Blatter and Platini were banned by FIFA’s ethics committee because of the payment, removing Blatter, now 86, as FIFA president after 17 years at the helm and ending Platini’s chances of succeeding his former mentor having previously held the same position at UEFA.

Just as he was about to take the stand Wednesday, Blatter, looking frail after arriving holding the arm of his daughter Corinne, said he was unable to address the court.

“I’m not well. I have these problems that come and go,” Blatter, now 86, said in a voice barely louder than a whisper. “I can’t breathe well. I don’t feel capable at the moment of responding to an interrogation.”

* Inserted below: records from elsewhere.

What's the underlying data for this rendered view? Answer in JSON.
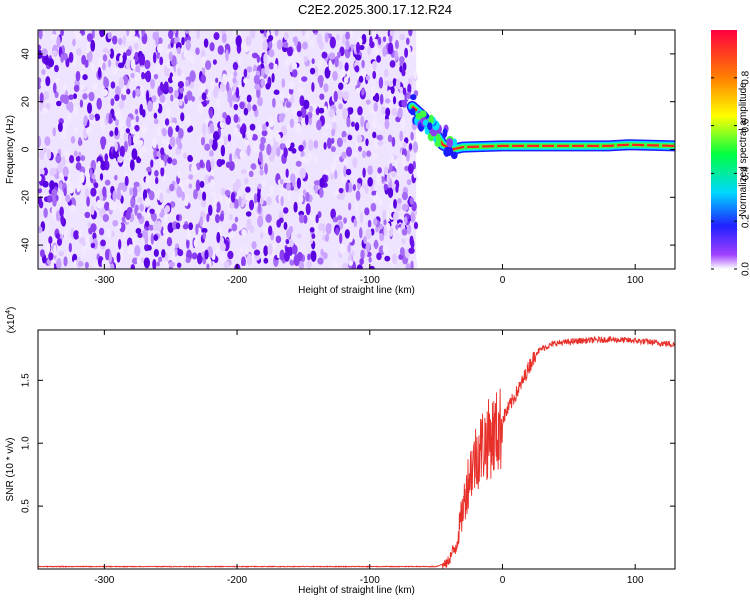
{
  "title": "C2E2.2025.300.17.12.R24",
  "chart_data": [
    {
      "type": "heatmap",
      "xlabel": "Height of straight line (km)",
      "ylabel": "Frequency (Hz)",
      "xlim": [
        -350,
        130
      ],
      "ylim": [
        -50,
        50
      ],
      "xticks": [
        -300,
        -200,
        -100,
        0,
        100
      ],
      "yticks": [
        -40,
        -20,
        0,
        20,
        40
      ],
      "colorbar": {
        "label": "Normalized spectral amplitude",
        "range": [
          0.0,
          1.0
        ],
        "ticks": [
          0.0,
          0.2,
          0.4,
          0.6,
          0.8
        ],
        "colors": [
          "#ffffff",
          "#a040ff",
          "#2020ff",
          "#00d8ff",
          "#00ff40",
          "#ffff00",
          "#ff8000",
          "#ff0040"
        ]
      },
      "features": {
        "noise_region_x": [
          -350,
          -65
        ],
        "signal_line": [
          {
            "x": -68,
            "y": 18
          },
          {
            "x": -60,
            "y": 14
          },
          {
            "x": -52,
            "y": 8
          },
          {
            "x": -45,
            "y": 2
          },
          {
            "x": -38,
            "y": 0
          },
          {
            "x": -30,
            "y": 1
          },
          {
            "x": 0,
            "y": 1.5
          },
          {
            "x": 80,
            "y": 1.5
          },
          {
            "x": 95,
            "y": 2
          },
          {
            "x": 130,
            "y": 1.5
          }
        ]
      }
    },
    {
      "type": "line",
      "xlabel": "Height of straight line (km)",
      "ylabel": "SNR (10 * v/v)",
      "yscale_label": "(x10^4)",
      "xlim": [
        -350,
        130
      ],
      "ylim": [
        0,
        1.9
      ],
      "xticks": [
        -300,
        -200,
        -100,
        0,
        100
      ],
      "yticks": [
        0.5,
        1.0,
        1.5
      ],
      "series": [
        {
          "color": "#e8302a",
          "points": [
            [
              -350,
              0.02
            ],
            [
              -50,
              0.02
            ],
            [
              -42,
              0.05
            ],
            [
              -35,
              0.2
            ],
            [
              -30,
              0.5
            ],
            [
              -25,
              0.8
            ],
            [
              -20,
              0.95
            ],
            [
              -15,
              1.05
            ],
            [
              -10,
              1.1
            ],
            [
              -5,
              1.15
            ],
            [
              0,
              1.2
            ],
            [
              5,
              1.3
            ],
            [
              10,
              1.4
            ],
            [
              15,
              1.5
            ],
            [
              20,
              1.62
            ],
            [
              25,
              1.72
            ],
            [
              30,
              1.76
            ],
            [
              40,
              1.8
            ],
            [
              60,
              1.82
            ],
            [
              80,
              1.83
            ],
            [
              100,
              1.82
            ],
            [
              120,
              1.8
            ],
            [
              130,
              1.79
            ]
          ]
        }
      ]
    }
  ]
}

Before the hearing, he told reporters: “I know I have not done anything against the law. My life was football, for 45 years with FIFA.”

The three judges told Blatter the trial was running on a tight schedule but eventually allowed him to make his testimony today instead.

Platini, who is using an interpreter in court, joked beforehand that he would have to improve his German so he could follow the proceedings.

“I am convinced that justice will be fully and definitively done to me after so many years of wild accusations and slander,” the Frenchman said in statement before the hearing.

“We will prove in court that I acted with the utmost honesty, that the payment of the remaining salary was due to me by FIFA and is perfectly legal.”

But at the start of the hearing FIFA’s lawyer Catherine Hohl-Chirazi told the court: “It is obvious that FIFA has been damaged. Two million francs was stolen. The payment from Blatter to Platini was never approved by FIFA.”